David Kaplan / Houston Chronicle

Consumers are clear: They love their dogs and cats and will spend more money on them if convinced a product will add to a pet’s well-being.

Whole Foods got the message.

Earlier this month the Austin, Texas-based natural foods grocer began phasing out its 365 brand of pet food and launched a higher-priced line, Whole Paws, to replace it.

“All the data show that consumers are more and more conscious of what they feed their pets, and we want to support that,” said Lauren Winstead, a Whole Foods buyer who manages the pet category and helped develop the Whole Paws line.

Whole Paws is a premium line that will cost more than 365 products did, but Winstead said the dry and wet foods and treats will cost less than other brands of premium pet food sold at Whole Foods.

All Whole Paws wet food products are grain-free, unlike the 365-branded items, and some wet cat-food meals, including salmon and chicken, contain shredded meat.

One of the new dog treats looks like an Oreo, with a filling that contains glucosamine for hip and joint support, Winstead said.

“Pets have achieved an elevated status in our emotional lives — and a corresponding elevation in our willingness to spend to ensure their health and happiness,” said Kit Yarrow, a professor of business and psychology at Golden Gate University in San Francisco.

“Pets are the antidote to our increasingly isolated lives,” she said.

In 1970, 40 percent of households included children according to the U.S. Census, Yarrow said, and today it’s fewer than 20 percent of U.S. households. Such a shift has made room for pets to become more important family members, she said.

“Consumers want to know: ‘Is my dog getting the kind of quality I’m looking for in my own food?’” said Jim Morgan, co-owner of Animal Brands, a Califon, N.J.-based manufacturer’s rep for the pet industry.

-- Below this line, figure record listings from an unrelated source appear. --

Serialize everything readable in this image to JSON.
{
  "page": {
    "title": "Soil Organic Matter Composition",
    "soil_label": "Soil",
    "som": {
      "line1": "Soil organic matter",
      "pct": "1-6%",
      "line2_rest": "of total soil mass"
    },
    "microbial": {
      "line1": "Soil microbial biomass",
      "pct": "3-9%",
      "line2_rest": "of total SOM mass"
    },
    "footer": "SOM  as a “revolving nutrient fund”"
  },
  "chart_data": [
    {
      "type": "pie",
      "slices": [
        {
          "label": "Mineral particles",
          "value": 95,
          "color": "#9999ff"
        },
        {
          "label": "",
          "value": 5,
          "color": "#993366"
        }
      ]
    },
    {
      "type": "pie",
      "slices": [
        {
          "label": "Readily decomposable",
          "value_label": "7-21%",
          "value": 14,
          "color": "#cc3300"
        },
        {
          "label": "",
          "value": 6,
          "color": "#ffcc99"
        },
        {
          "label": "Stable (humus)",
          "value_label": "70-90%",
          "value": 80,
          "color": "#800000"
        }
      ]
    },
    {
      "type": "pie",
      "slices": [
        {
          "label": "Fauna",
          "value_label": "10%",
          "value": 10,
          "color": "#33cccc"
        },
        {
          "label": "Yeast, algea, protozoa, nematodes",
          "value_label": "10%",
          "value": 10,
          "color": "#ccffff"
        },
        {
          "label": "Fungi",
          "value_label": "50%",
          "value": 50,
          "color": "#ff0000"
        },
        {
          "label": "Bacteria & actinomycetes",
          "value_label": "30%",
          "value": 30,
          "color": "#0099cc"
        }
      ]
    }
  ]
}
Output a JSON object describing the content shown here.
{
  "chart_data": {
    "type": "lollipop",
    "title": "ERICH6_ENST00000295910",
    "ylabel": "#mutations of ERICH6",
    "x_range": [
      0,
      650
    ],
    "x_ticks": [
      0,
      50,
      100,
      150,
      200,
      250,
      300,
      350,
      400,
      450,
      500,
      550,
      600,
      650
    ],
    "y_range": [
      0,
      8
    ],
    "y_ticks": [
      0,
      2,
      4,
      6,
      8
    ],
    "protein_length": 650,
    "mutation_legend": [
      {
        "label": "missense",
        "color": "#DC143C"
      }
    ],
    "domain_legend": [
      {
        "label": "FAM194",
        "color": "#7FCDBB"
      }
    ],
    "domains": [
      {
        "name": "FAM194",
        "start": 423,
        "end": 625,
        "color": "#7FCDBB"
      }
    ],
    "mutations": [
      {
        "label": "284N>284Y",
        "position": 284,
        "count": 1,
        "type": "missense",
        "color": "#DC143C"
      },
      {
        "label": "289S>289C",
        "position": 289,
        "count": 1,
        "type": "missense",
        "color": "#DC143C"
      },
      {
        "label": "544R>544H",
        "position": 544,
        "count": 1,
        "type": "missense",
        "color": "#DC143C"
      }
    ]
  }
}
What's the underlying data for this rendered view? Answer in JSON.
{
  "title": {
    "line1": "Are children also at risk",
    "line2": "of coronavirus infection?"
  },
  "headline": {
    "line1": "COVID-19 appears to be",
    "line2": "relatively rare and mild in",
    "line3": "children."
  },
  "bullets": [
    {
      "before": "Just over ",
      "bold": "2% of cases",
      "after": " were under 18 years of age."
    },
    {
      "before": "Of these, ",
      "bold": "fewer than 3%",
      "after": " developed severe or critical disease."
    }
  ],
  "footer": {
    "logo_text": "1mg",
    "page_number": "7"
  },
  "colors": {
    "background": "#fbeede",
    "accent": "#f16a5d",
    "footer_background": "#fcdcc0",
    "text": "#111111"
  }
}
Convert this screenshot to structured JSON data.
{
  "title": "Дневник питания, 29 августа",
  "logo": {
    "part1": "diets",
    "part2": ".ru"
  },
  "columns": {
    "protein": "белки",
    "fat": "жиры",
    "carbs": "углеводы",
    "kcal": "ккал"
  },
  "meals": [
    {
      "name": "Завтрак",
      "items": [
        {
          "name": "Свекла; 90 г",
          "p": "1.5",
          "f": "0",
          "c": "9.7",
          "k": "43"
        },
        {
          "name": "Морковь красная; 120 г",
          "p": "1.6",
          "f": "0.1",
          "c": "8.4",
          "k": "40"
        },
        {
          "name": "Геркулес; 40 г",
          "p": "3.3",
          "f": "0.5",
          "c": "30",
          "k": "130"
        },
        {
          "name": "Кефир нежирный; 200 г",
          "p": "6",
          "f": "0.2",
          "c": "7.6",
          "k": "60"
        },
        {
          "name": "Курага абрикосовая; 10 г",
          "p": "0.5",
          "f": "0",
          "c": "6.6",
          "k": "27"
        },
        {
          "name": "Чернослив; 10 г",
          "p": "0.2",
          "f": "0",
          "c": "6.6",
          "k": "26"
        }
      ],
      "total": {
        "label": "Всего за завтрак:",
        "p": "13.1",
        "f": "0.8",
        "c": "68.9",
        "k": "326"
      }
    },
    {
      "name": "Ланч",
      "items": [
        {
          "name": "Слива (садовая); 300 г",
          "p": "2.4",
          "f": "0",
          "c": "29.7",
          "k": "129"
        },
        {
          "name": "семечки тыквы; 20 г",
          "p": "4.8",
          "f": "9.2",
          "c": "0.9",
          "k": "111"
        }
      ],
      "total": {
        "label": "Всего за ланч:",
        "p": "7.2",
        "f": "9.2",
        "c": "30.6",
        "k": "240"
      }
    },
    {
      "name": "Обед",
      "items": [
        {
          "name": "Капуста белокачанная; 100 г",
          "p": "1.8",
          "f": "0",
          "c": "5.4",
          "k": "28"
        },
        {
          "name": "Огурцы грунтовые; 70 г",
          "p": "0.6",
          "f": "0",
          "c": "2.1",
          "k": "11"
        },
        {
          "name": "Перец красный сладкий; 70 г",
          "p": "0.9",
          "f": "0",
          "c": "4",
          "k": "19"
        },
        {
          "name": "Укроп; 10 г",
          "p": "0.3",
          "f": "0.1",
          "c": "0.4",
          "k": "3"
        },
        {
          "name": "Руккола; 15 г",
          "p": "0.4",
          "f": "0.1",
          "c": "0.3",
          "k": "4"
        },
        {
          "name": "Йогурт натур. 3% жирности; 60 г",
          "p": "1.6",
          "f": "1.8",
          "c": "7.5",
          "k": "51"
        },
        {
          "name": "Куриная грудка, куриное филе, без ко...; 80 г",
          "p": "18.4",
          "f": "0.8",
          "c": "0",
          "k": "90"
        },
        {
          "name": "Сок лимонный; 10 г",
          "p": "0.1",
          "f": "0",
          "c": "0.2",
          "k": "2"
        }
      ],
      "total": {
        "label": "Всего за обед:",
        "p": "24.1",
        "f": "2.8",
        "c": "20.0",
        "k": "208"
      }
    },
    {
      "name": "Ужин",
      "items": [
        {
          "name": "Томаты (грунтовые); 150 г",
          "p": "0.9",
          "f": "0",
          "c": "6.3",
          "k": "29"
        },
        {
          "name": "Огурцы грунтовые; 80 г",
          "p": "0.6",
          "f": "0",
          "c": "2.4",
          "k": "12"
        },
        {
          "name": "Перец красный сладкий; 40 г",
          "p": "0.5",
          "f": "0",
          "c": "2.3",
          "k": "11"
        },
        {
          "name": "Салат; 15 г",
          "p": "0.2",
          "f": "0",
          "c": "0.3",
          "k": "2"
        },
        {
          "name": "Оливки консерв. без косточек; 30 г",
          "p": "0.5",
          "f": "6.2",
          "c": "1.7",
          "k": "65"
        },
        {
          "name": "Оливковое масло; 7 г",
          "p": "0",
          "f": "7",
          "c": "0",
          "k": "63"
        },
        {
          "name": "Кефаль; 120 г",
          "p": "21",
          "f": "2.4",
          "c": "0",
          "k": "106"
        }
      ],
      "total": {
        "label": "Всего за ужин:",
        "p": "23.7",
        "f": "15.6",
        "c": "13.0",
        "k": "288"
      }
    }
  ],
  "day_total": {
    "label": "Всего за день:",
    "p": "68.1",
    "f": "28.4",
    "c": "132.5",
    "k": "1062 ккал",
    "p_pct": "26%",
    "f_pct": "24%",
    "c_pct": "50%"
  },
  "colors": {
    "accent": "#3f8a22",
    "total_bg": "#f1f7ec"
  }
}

Pet-food manufacturers in general are moving toward fewer ingredients and higher protein levels in their products, he said.

Both mass-market and independent pet-food sellers are branching out into new diet offerings, said his wife and co-owner of Animal Brands, Vicki Lynn Morgan.

“One trend we are seeing is grain-free diets,” she said. Some pets have allergic reactions to or digestion problems with grain, she said.

Target is “reinventing” the pet department of its stores to create distinct dog and cat areas, spokeswoman Anne Christensen said.

For example, both wet and dry dog food are grouped together, so guests with dogs can find all the pet food they need in one place, she said.

Target also recently rolled out Freshpet-brand refrigerated dog and cat food.

Guests can find “fresh and healthy” Freshpet products in a special illuminated cooler in more than 600 U.S. stores, she said.